Our older son was involved with a group that spent years building houses for people who had lost everything following a dramatic earthquake and tsunami in southern Peru. Staffed almost exclusively by short-term, foreign volunteers, they not only laid the bricks properly but also successfully moved countless families in need from shacks made of straw and scraps to solid, if basic, housing. Was it enough? No. But it was a step in the right direction. What’s more, they filled in where no one else would. The government’s response was negligent, at best. And the town suffered a fate similar to poor parts of New Orleans or Mississippi after Hurricane Katrina – left in the wake, while wealthier and more touristy areas were rebuilt.

Here in Kenya, government investment in human capital and potential is meager to non-existent. I had lunch with two Kenyan women recently, who argued that the only working health and education services are either private and expensive or run and supported by NGOs. That might not be 100% accurate. But it’s clear that large swathes of the population lack access to basic services, such as decent schools, sanitation, clinics, roads, power, clean water, and anything resembling a social safety net. 

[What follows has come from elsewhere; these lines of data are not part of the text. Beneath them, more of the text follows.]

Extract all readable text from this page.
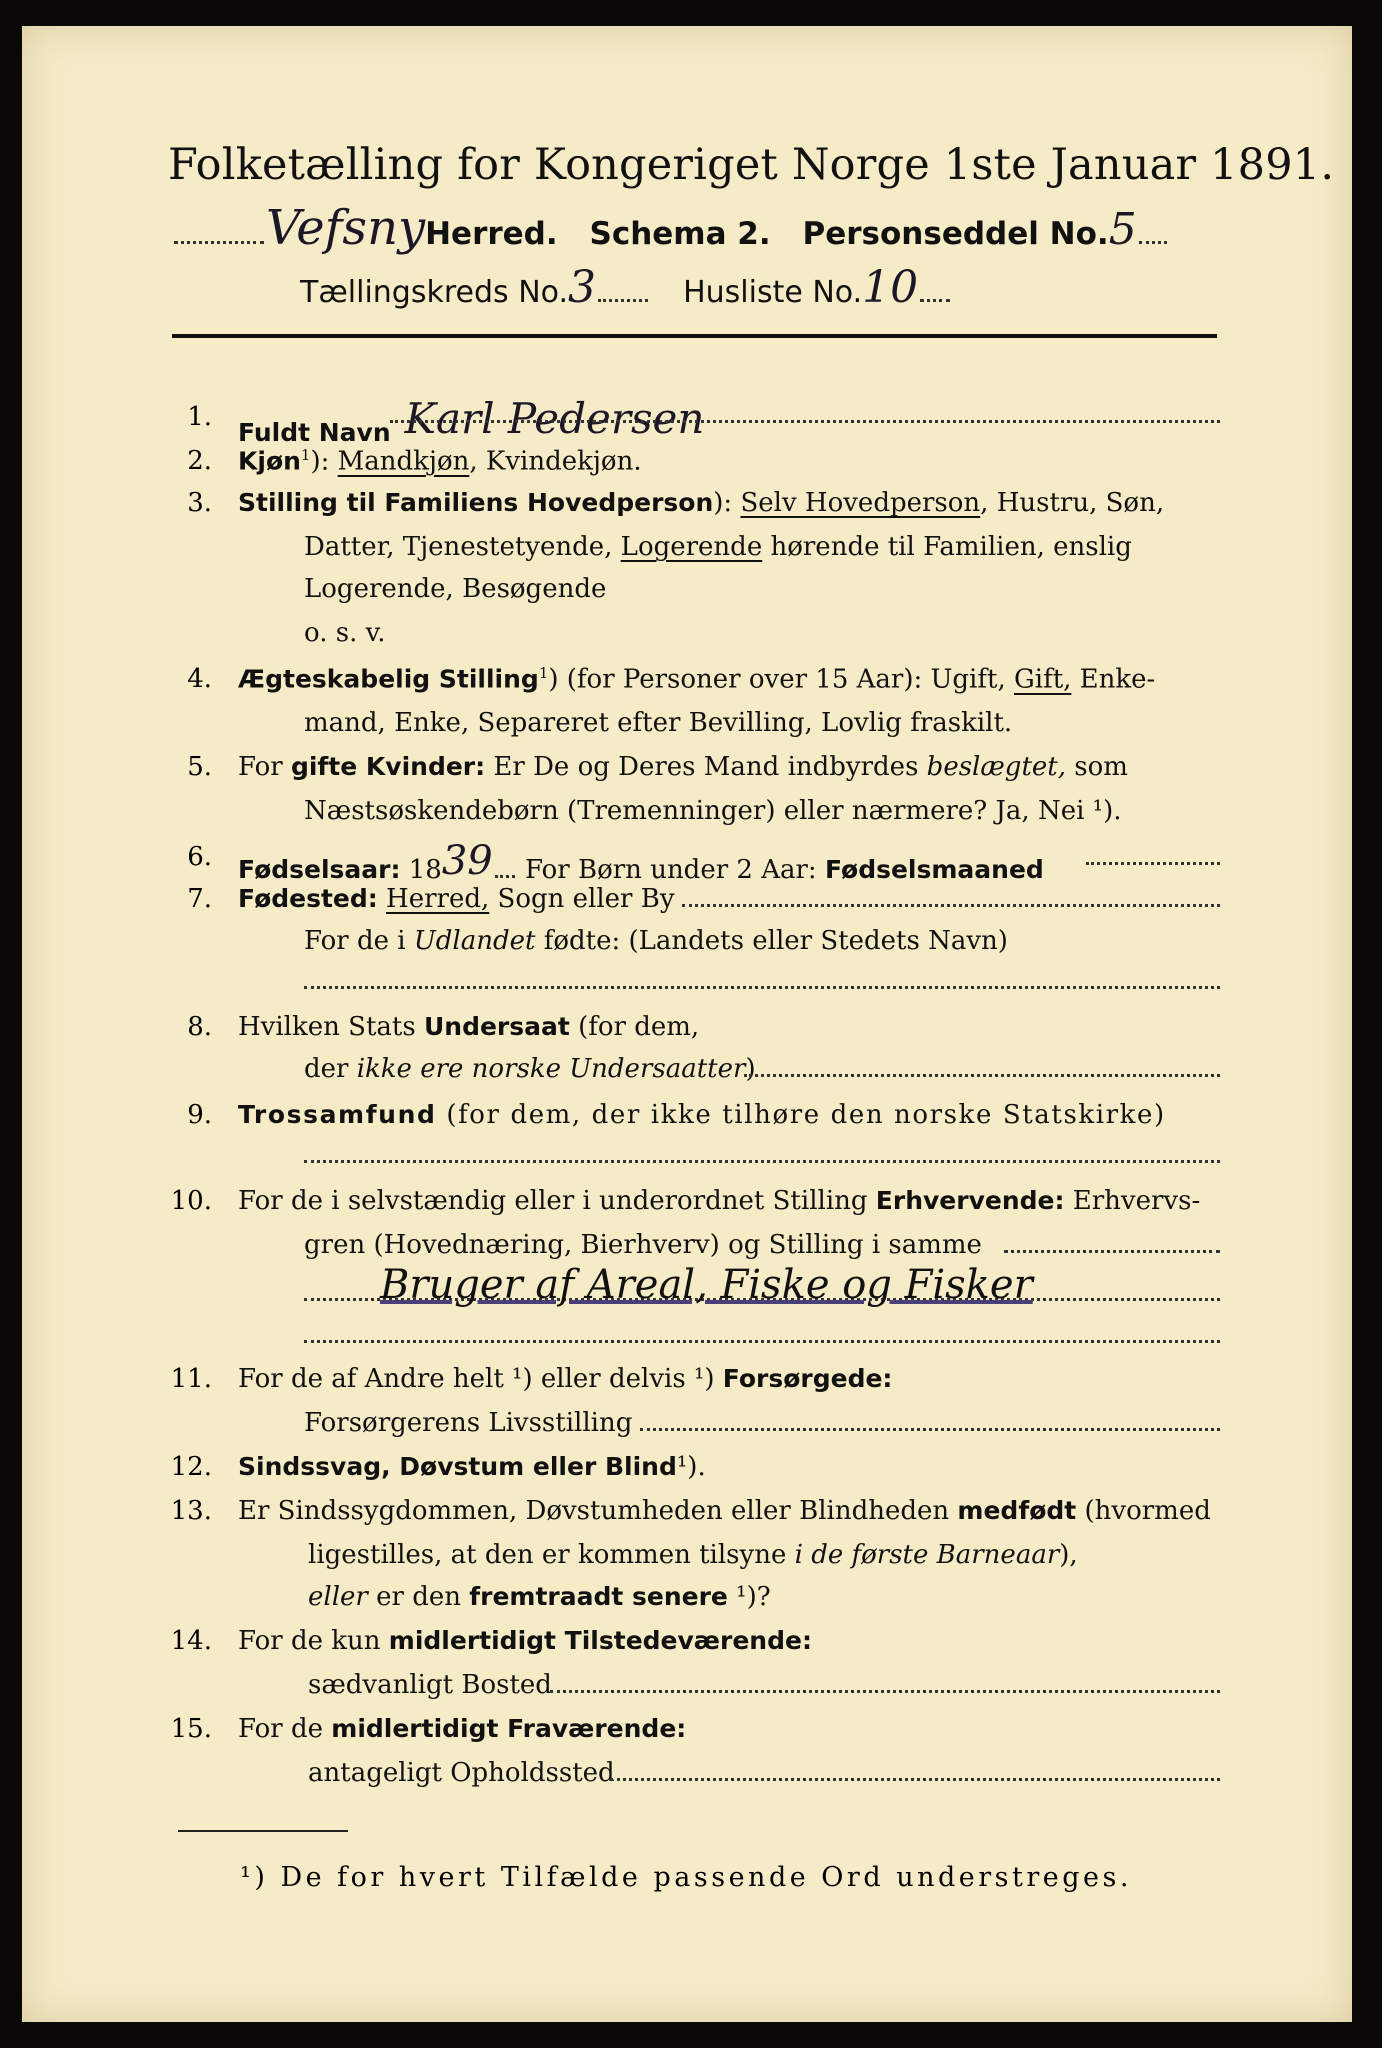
Folketælling for Kongeriget Norge 1ste Januar 1891.
VefsnyHerred. Schema 2. Personseddel No.5
Tællingskreds No.3	Husliste No.10
1.
Fuldt Navn Karl Pedersen
2. Kjøn$^1$): Mandkjøn, Kvindekjøn.
3. Stilling til Familiens Hovedperson): Selv Hovedperson, Hustru, Søn,
Datter, Tjenestetyende, Logerende hørende til Familien, enslig
Logerende, Besøgende
o. s. v.
4. Ægteskabelig Stilling$^1$) (for Personer over 15 Aar): Ugift, Gift, Enke-
mand, Enke, Separeret efter Bevilling, Lovlig fraskilt.
5. For gifte Kvinder: Er De og Deres Mand indbyrdes beslægtet, som
Næstsøskendebørn (Tremenninger) eller nærmere? Ja, Nei ¹).
6. Fødselsaar: 1839 For Børn under 2 Aar: Fødselsmaaned
7. Fødested: Herred, Sogn eller By
For de i Udlandet fødte: (Landets eller Stedets Navn)
8. Hvilken Stats Undersaat (for dem,
der ikke ere norske Undersaatter)
9. Trossamfund (for dem, der ikke tilhøre den norske Statskirke)
10. For de i selvstændig eller i underordnet Stilling Erhvervende: Erhvervs-
gren (Hovednæring, Bierhverv) og Stilling i samme
Bruger af Areal, Fiske og Fisker
11. For de af Andre helt ¹) eller delvis ¹) Forsørgede:
Forsørgerens Livsstilling
12. Sindssvag, Døvstum eller Blind¹).
13. Er Sindssygdommen, Døvstumheden eller Blindheden medfødt (hvormed
ligestilles, at den er kommen tilsyne i de første Barneaar),
eller er den fremtraadt senere ¹)?
14. For de kun midlertidigt Tilstedeværende:
sædvanligt Bosted
15. For de midlertidigt Fraværende:
antageligt Opholdssted
¹) De for hvert Tilfælde passende Ord understreges.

So it’s the private sector that fills in many of the gaps, including not only the entrepreneurs and NGOs, but also lots volunteers.

In our year and a half of living in Kenya, we have met an impressive array of people who have mounted schools and businesses and organizations aimed at helping to improve the lives of those the government leaves behind. It is a testament to the incredible potential, energy, and enterprising spirit of this country.

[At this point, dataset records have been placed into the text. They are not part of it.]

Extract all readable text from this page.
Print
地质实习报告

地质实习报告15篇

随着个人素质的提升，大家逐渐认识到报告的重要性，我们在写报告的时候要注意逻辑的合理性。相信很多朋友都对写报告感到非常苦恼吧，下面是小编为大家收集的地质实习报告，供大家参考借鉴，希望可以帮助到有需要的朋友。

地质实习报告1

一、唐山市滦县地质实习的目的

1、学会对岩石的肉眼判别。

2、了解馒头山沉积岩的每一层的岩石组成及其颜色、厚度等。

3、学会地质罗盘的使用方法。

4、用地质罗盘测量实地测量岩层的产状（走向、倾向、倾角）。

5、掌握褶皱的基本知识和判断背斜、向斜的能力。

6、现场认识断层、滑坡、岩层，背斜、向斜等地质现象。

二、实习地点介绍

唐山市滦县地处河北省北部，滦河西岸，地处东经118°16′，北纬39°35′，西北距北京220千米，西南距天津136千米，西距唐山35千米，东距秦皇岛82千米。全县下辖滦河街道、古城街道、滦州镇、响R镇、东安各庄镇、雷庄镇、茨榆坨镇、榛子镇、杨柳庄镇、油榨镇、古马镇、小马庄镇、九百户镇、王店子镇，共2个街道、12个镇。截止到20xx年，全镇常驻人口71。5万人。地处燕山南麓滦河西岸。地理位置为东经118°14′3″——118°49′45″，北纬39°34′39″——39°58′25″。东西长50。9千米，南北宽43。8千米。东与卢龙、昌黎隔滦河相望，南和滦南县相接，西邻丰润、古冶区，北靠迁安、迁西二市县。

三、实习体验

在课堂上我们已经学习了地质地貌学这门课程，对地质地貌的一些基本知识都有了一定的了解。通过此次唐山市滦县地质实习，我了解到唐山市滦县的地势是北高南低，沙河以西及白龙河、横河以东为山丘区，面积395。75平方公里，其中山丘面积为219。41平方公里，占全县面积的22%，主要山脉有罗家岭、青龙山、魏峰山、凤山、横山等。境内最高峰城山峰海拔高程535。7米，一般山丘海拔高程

But the task is great. And in some cases, it benefits from the help of foreign, wanna-be do-gooders.

In February, I visited an orphanage just outside of Nairobi for children whose mothers are in prison and have no fathers or other family to care for them. I was with a small group that was bringing them donations of food and art supplies. The center has a school, dorms, playgrounds, and kitchen, eating, and cleaning facilities. Everything is very basic, but also bright and cheery.

While the staff and teachers are Kenyan, the center also uses the help and hands of non-Kenyan volunteers (many of them white, middle-class foreigners), who come for periods ranging from one month to one year. The volunteers live on site and help feed, bathe, clothe, teach, and play with the kids. Some have further professional skills, like a physiotherapist we met. But mostly, they offer affection and support to children whose experiences of trauma and challenge seem so much bigger than they are.

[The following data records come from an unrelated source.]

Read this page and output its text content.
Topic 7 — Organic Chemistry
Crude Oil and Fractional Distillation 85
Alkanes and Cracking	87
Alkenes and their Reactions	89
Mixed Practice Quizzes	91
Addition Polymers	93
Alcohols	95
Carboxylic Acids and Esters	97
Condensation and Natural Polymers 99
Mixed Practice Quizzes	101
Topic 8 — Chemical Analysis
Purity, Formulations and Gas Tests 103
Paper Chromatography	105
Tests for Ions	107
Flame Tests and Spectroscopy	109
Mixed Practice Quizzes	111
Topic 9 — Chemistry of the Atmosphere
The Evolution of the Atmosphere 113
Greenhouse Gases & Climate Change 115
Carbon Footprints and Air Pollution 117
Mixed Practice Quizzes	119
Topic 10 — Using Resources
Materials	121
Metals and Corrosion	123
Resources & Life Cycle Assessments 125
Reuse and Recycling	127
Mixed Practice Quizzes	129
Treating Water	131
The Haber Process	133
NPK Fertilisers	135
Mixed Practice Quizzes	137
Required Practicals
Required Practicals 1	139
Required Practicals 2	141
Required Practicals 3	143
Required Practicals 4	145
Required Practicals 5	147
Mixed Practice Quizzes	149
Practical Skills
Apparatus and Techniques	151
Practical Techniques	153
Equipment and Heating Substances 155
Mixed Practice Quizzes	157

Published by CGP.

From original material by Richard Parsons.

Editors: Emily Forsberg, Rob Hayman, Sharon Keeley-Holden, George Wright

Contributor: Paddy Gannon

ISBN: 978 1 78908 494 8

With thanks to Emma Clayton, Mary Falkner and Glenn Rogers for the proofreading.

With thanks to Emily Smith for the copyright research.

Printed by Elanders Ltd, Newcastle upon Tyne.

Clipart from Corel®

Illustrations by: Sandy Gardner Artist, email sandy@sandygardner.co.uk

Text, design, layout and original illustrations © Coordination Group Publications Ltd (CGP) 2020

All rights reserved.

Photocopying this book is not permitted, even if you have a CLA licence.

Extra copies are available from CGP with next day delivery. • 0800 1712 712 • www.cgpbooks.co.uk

Critics of volunteerism, and voluntourism especially, will site examples of projects that are ill-advised, exploitative, and more likely to deepen divides between the haves and have-nots than to build mutual understanding. This really gets to broader issues of what it takes to create programs that are actually useful, appropriate, and effective. Development specialists have been arguing and struggling with this question forever, though most agree that you have to listen and learn from local stakeholders about what they see as the key problems and potential solutions.

Clearly, being paternalistic, patronizing, or self-promoting is not the ticket to successful volunteerism. But all I’m trying to say is that not every volunteer’s selfie represents a portrait of selfishness and superficiality. Sometimes, there is a measure of good in do-gooder efforts, even if it comes in pint-size packages.